All this work paid off for I obtained distinctions in Chinese as a first language in the Chinese school leaving examination as well as for Chinese as a second language in the Cambridge School Certificate Examination.
I went to an English-medium school, Raffles Institution (RI), for pre-university as I wanted to be a doctor. If I had stayed on at Nanyang, I would have been taught science subjects in Mandarin, though the textbooks were in English. That made no sense, so I switched to RI.
But to this day I am grateful I spent the first decade of my school life in a Chinese-medium school. I am sure my brothers feel the same way.
Throughout our school years, when someone from the BBC was available, my parents would arrange an informal tutorial for us. The tutor I remember best is a Mrs Dinnes, a motherly Scottish woman who spoke English with a slight and pleasant Scottish burr. We would talk about or read aloud from novels like The Hobbit.
When she left Singapore, my father arranged for the daughter of the then British High Commissioner to tutor me. He did not want his children speaking Singlish.
With the High Commissioner's daughter, I either had a free-flowing conversation or we would read something by Shakespeare. I never enjoyed Shakespeare, and still don't. But, I suppose, the effort of reading him helped.
From my own experience, I think tuition is sometimes helpful but is not really necessary. Self-reliance is the best approach and it is self-reliance that will get us through adult life.
My brothers and I had tuition in areas that were not covered in school - especially languages. It was not to repeat or revise what had been taught at school.
I don't remember any of my teachers saying: "Why don't your parents get you a tutor?" Things have changed since then, for it is common now for teachers to urge their pupils to get tuition.

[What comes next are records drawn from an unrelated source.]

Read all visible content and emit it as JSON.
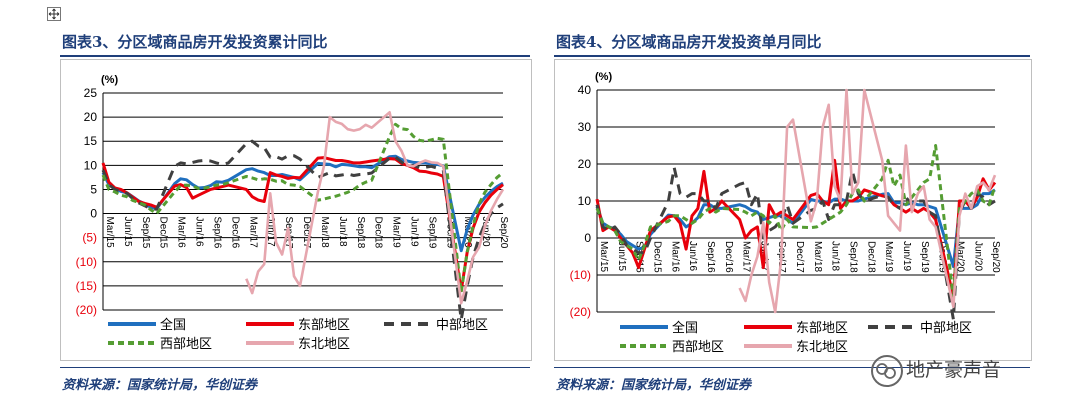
{
  "panels": [
    {
      "title": "图表3、分区域商品房开发投资累计同比",
      "source": "资料来源：国家统计局，华创证券",
      "chart_data": {
        "type": "line",
        "unit_label": "(%)",
        "ylim": [
          -20,
          25
        ],
        "yticks": [
          25,
          20,
          15,
          10,
          5,
          0,
          -5,
          -10,
          -15,
          -20
        ],
        "ytick_labels": [
          "25",
          "20",
          "15",
          "10",
          "5",
          "0",
          "(5)",
          "(10)",
          "(15)",
          "(20)"
        ],
        "xtick_labels": [
          "Mar/15",
          "Jun/15",
          "Sep/15",
          "Dec/15",
          "Mar/16",
          "Jun/16",
          "Sep/16",
          "Dec/16",
          "Mar/17",
          "Jun/17",
          "Sep/17",
          "Dec/17",
          "Mar/18",
          "Jun/18",
          "Sep/18",
          "Dec/18",
          "Mar/19",
          "Jun/19",
          "Sep/19",
          "Dec/19",
          "Mar/20",
          "Jun/20",
          "Sep/20"
        ],
        "x": [
          2015.167,
          2015.25,
          2015.333,
          2015.417,
          2015.5,
          2015.583,
          2015.667,
          2015.75,
          2015.833,
          2015.917,
          2016.167,
          2016.25,
          2016.333,
          2016.417,
          2016.5,
          2016.583,
          2016.667,
          2016.75,
          2016.833,
          2016.917,
          2017.167,
          2017.25,
          2017.333,
          2017.417,
          2017.5,
          2017.583,
          2017.667,
          2017.75,
          2017.833,
          2017.917,
          2018.167,
          2018.25,
          2018.333,
          2018.417,
          2018.5,
          2018.583,
          2018.667,
          2018.75,
          2018.833,
          2018.917,
          2019.167,
          2019.25,
          2019.333,
          2019.417,
          2019.5,
          2019.583,
          2019.667,
          2019.75,
          2019.833,
          2019.917,
          2020.167,
          2020.25,
          2020.333,
          2020.417,
          2020.5,
          2020.583,
          2020.667,
          2020.75
        ],
        "series": [
          {
            "name": "全国",
            "color": "#1f6fbf",
            "dash": "",
            "values": [
              8.5,
              6.0,
              5.1,
              4.6,
              4.3,
              3.5,
              2.6,
              2.0,
              1.3,
              1.0,
              6.2,
              7.2,
              7.0,
              6.0,
              5.3,
              5.4,
              5.8,
              6.6,
              6.5,
              6.9,
              9.1,
              9.3,
              8.8,
              8.5,
              7.9,
              7.9,
              8.1,
              7.8,
              7.5,
              7.0,
              10.4,
              10.3,
              10.2,
              9.7,
              10.2,
              10.1,
              9.9,
              9.7,
              9.7,
              9.5,
              11.8,
              11.9,
              11.2,
              10.9,
              10.6,
              10.5,
              10.5,
              10.3,
              10.2,
              9.9,
              -7.7,
              -3.3,
              -0.3,
              1.9,
              3.4,
              4.6,
              5.6,
              6.3
            ]
          },
          {
            "name": "东部地区",
            "color": "#e8000b",
            "dash": "",
            "values": [
              10.5,
              6.5,
              5.3,
              5.0,
              4.3,
              3.4,
              2.5,
              2.1,
              1.8,
              1.3,
              5.7,
              6.0,
              5.4,
              3.2,
              3.8,
              4.4,
              5.0,
              5.3,
              5.6,
              5.9,
              5.0,
              3.5,
              2.8,
              2.5,
              8.5,
              8.0,
              7.7,
              7.3,
              7.5,
              7.4,
              11.5,
              11.6,
              11.3,
              11.0,
              11.0,
              10.8,
              10.5,
              10.5,
              10.7,
              10.9,
              11.4,
              11.3,
              10.4,
              10.0,
              9.5,
              8.8,
              8.7,
              8.4,
              8.2,
              7.7,
              -16.0,
              -8.0,
              -3.0,
              0.3,
              2.3,
              3.8,
              5.0,
              6.0
            ]
          },
          {
            "name": "中部地区",
            "color": "#404040",
            "dash": "10 7",
            "values": [
              9.0,
              6.0,
              5.0,
              4.6,
              4.2,
              3.1,
              2.2,
              1.6,
              1.0,
              0.9,
              9.8,
              10.5,
              10.3,
              10.6,
              10.9,
              11.0,
              10.9,
              10.5,
              10.2,
              10.5,
              14.5,
              15.0,
              14.0,
              13.7,
              11.7,
              11.8,
              11.3,
              12.0,
              12.0,
              11.3,
              7.5,
              8.0,
              8.5,
              7.8,
              8.0,
              8.2,
              7.9,
              8.1,
              8.2,
              8.4,
              11.5,
              11.7,
              10.7,
              9.8,
              10.0,
              9.5,
              9.6,
              9.8,
              9.4,
              9.0,
              -22.0,
              -15.0,
              -9.0,
              -5.0,
              -2.0,
              0.0,
              1.2,
              2.0
            ]
          },
          {
            "name": "西部地区",
            "color": "#559d33",
            "dash": "6 4",
            "values": [
              8.0,
              5.0,
              4.5,
              3.8,
              3.5,
              2.7,
              2.3,
              1.8,
              0.8,
              0.0,
              4.5,
              5.8,
              5.9,
              5.7,
              5.2,
              5.3,
              5.5,
              5.9,
              6.0,
              6.4,
              7.7,
              7.4,
              7.0,
              7.2,
              7.1,
              6.7,
              6.8,
              6.0,
              5.9,
              5.6,
              2.8,
              3.0,
              3.3,
              3.6,
              4.0,
              4.4,
              5.0,
              5.9,
              6.5,
              6.9,
              16.0,
              18.5,
              17.6,
              17.4,
              16.0,
              15.2,
              15.0,
              15.3,
              15.6,
              15.4,
              -16.3,
              -8.0,
              -2.5,
              2.0,
              4.5,
              6.0,
              7.5,
              8.5
            ]
          },
          {
            "name": "东北地区",
            "color": "#e6a6ae",
            "dash": "",
            "values": [
              null,
              null,
              null,
              null,
              null,
              null,
              null,
              null,
              null,
              null,
              null,
              null,
              null,
              null,
              null,
              null,
              null,
              null,
              null,
              null,
              -13.5,
              -16.5,
              -12.0,
              -10.5,
              4.2,
              -6.0,
              -8.5,
              -3.0,
              -13.0,
              -15.0,
              4.5,
              9.8,
              20.0,
              19.0,
              18.6,
              17.5,
              17.2,
              17.5,
              18.4,
              17.8,
              21.0,
              15.0,
              13.0,
              10.0,
              9.8,
              10.5,
              11.0,
              10.6,
              10.5,
              9.8,
              -18.6,
              -14.0,
              -9.0,
              -7.0,
              -2.5,
              0.6,
              3.0,
              5.0
            ]
          }
        ]
      }
    },
    {
      "title": "图表4、分区域商品房开发投资单月同比",
      "source": "资料来源：国家统计局，华创证券",
      "chart_data": {
        "type": "line",
        "unit_label": "(%)",
        "ylim": [
          -20,
          40
        ],
        "yticks": [
          40,
          30,
          20,
          10,
          0,
          -10,
          -20
        ],
        "ytick_labels": [
          "40",
          "30",
          "20",
          "10",
          "0",
          "(10)",
          "(20)"
        ],
        "xtick_labels": [
          "Mar/15",
          "Jun/15",
          "Sep/15",
          "Dec/15",
          "Mar/16",
          "Jun/16",
          "Sep/16",
          "Dec/16",
          "Mar/17",
          "Jun/17",
          "Sep/17",
          "Dec/17",
          "Mar/18",
          "Jun/18",
          "Sep/18",
          "Dec/18",
          "Mar/19",
          "Jun/19",
          "Sep/19",
          "Dec/19",
          "Mar/20",
          "Jun/20",
          "Sep/20"
        ],
        "x": [
          2015.167,
          2015.25,
          2015.333,
          2015.417,
          2015.5,
          2015.583,
          2015.667,
          2015.75,
          2015.833,
          2015.917,
          2016.167,
          2016.25,
          2016.333,
          2016.417,
          2016.5,
          2016.583,
          2016.667,
          2016.75,
          2016.833,
          2016.917,
          2017.167,
          2017.25,
          2017.333,
          2017.417,
          2017.5,
          2017.583,
          2017.667,
          2017.75,
          2017.833,
          2017.917,
          2018.167,
          2018.25,
          2018.333,
          2018.417,
          2018.5,
          2018.583,
          2018.667,
          2018.75,
          2018.833,
          2018.917,
          2019.167,
          2019.25,
          2019.333,
          2019.417,
          2019.5,
          2019.583,
          2019.667,
          2019.75,
          2019.833,
          2019.917,
          2020.167,
          2020.25,
          2020.333,
          2020.417,
          2020.5,
          2020.583,
          2020.667,
          2020.75
        ],
        "series": [
          {
            "name": "全国",
            "color": "#1f6fbf",
            "dash": "",
            "values": [
              8.5,
              4.0,
              3.0,
              2.5,
              1.0,
              -1.0,
              -2.0,
              -3.0,
              -2.5,
              1.0,
              6.2,
              6.0,
              5.0,
              3.0,
              4.0,
              5.5,
              9.0,
              9.0,
              8.0,
              8.0,
              9.0,
              8.5,
              7.5,
              7.0,
              5.0,
              5.5,
              6.0,
              6.0,
              5.0,
              4.0,
              10.4,
              10.0,
              10.0,
              9.5,
              10.5,
              10.5,
              10.0,
              10.0,
              10.0,
              10.5,
              11.8,
              12.0,
              9.5,
              9.5,
              9.0,
              9.5,
              9.0,
              9.0,
              8.5,
              8.0,
              -7.7,
              8.0,
              8.0,
              8.0,
              9.0,
              12.0,
              12.0,
              13.0
            ]
          },
          {
            "name": "东部地区",
            "color": "#e8000b",
            "dash": "",
            "values": [
              10.5,
              2.0,
              3.0,
              2.0,
              0.0,
              -2.0,
              -4.0,
              -8.0,
              -3.0,
              2.0,
              5.7,
              6.0,
              4.0,
              -3.0,
              6.0,
              8.0,
              18.0,
              7.0,
              8.0,
              10.0,
              5.0,
              0.0,
              2.0,
              3.0,
              -8.0,
              9.0,
              6.0,
              7.0,
              6.0,
              5.0,
              11.5,
              12.0,
              10.0,
              9.0,
              21.0,
              8.0,
              10.0,
              10.0,
              11.0,
              13.0,
              11.4,
              11.0,
              9.0,
              8.0,
              7.0,
              8.0,
              7.0,
              8.0,
              7.0,
              5.0,
              -16.0,
              10.0,
              10.0,
              8.0,
              11.0,
              16.0,
              13.0,
              15.0
            ]
          },
          {
            "name": "中部地区",
            "color": "#404040",
            "dash": "10 7",
            "values": [
              9.0,
              3.0,
              2.0,
              3.0,
              1.0,
              -2.0,
              -3.0,
              -4.0,
              -4.0,
              0.0,
              9.8,
              19.0,
              12.0,
              11.0,
              12.0,
              12.0,
              10.0,
              10.0,
              8.0,
              12.0,
              14.5,
              15.0,
              9.0,
              12.0,
              0.0,
              2.0,
              3.0,
              5.0,
              9.0,
              4.0,
              7.5,
              8.0,
              10.0,
              5.0,
              9.0,
              9.0,
              10.0,
              18.0,
              12.0,
              10.0,
              11.5,
              11.0,
              9.0,
              8.0,
              11.0,
              9.0,
              10.0,
              10.0,
              7.0,
              6.0,
              -22.0,
              7.0,
              10.0,
              8.0,
              12.0,
              11.0,
              9.0,
              10.0
            ]
          },
          {
            "name": "西部地区",
            "color": "#559d33",
            "dash": "6 4",
            "values": [
              8.0,
              4.0,
              3.0,
              2.0,
              -1.0,
              -2.0,
              -3.0,
              -6.0,
              -2.0,
              3.0,
              4.5,
              6.0,
              6.0,
              5.0,
              4.0,
              5.0,
              7.0,
              8.0,
              7.0,
              8.0,
              7.7,
              7.0,
              6.0,
              7.0,
              6.0,
              4.0,
              6.0,
              2.0,
              5.0,
              3.0,
              2.8,
              3.0,
              4.0,
              5.0,
              6.0,
              7.0,
              9.0,
              12.0,
              13.0,
              10.0,
              16.0,
              21.0,
              14.0,
              17.0,
              9.0,
              11.0,
              13.0,
              15.0,
              16.0,
              25.0,
              -16.3,
              8.0,
              10.0,
              12.0,
              13.0,
              10.0,
              9.0,
              14.0
            ]
          },
          {
            "name": "东北地区",
            "color": "#e6a6ae",
            "dash": "",
            "values": [
              null,
              null,
              null,
              null,
              null,
              null,
              null,
              null,
              null,
              null,
              null,
              null,
              null,
              null,
              null,
              null,
              null,
              null,
              null,
              null,
              -13.5,
              -17.0,
              -10.0,
              -5.0,
              4.2,
              -12.0,
              -20.0,
              -6.0,
              30.0,
              32.0,
              4.5,
              10.0,
              30.0,
              36.0,
              14.0,
              10.0,
              40.0,
              12.0,
              15.0,
              40.0,
              21.0,
              6.0,
              4.0,
              2.0,
              25.0,
              7.0,
              12.0,
              14.0,
              5.0,
              3.0,
              -18.6,
              6.0,
              12.0,
              8.0,
              14.0,
              15.0,
              13.0,
              17.0
            ]
          }
        ]
      }
    }
  ],
  "watermark": "地产豪声音"
}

I'm sure tuition can be helpful for academically weaker children. But the purpose of tuition should be to help them understand what they could not understand in class, not to go over the 10-year series of examination papers or to repeat all that was taught in school. Why go to school again after school?
Despite my tuition in languages, I had plenty of time to play as a child. Indeed, I played rounders almost every evening. I would climb trees and crawl through drains. In secondary school, I took up running seriously. I represented my school in swimming, earned a black belt in karate and was active in the army cadet corps.
School was always both interesting and challenging. How much you get out of school depends on how much effort you put into it. I had a great time in school.
In the 1960s, tuition was optional and most of us coped without tuition. Now it seems, almost all school children get some form of tuition or other.
Are parents today more kiasu than parents of my generation? Is the curriculum today too heavy for average students to cope with?
It seems to me something is clearly not right when most children have to get tuition, and the tutor covers what is in the school syllabus.
I hope the Ministry of Education can put its finger on the problem and fix it soon. Childhood should not be drowned in a sea of tuition.
The writer is director of the National Neuroscience Institute.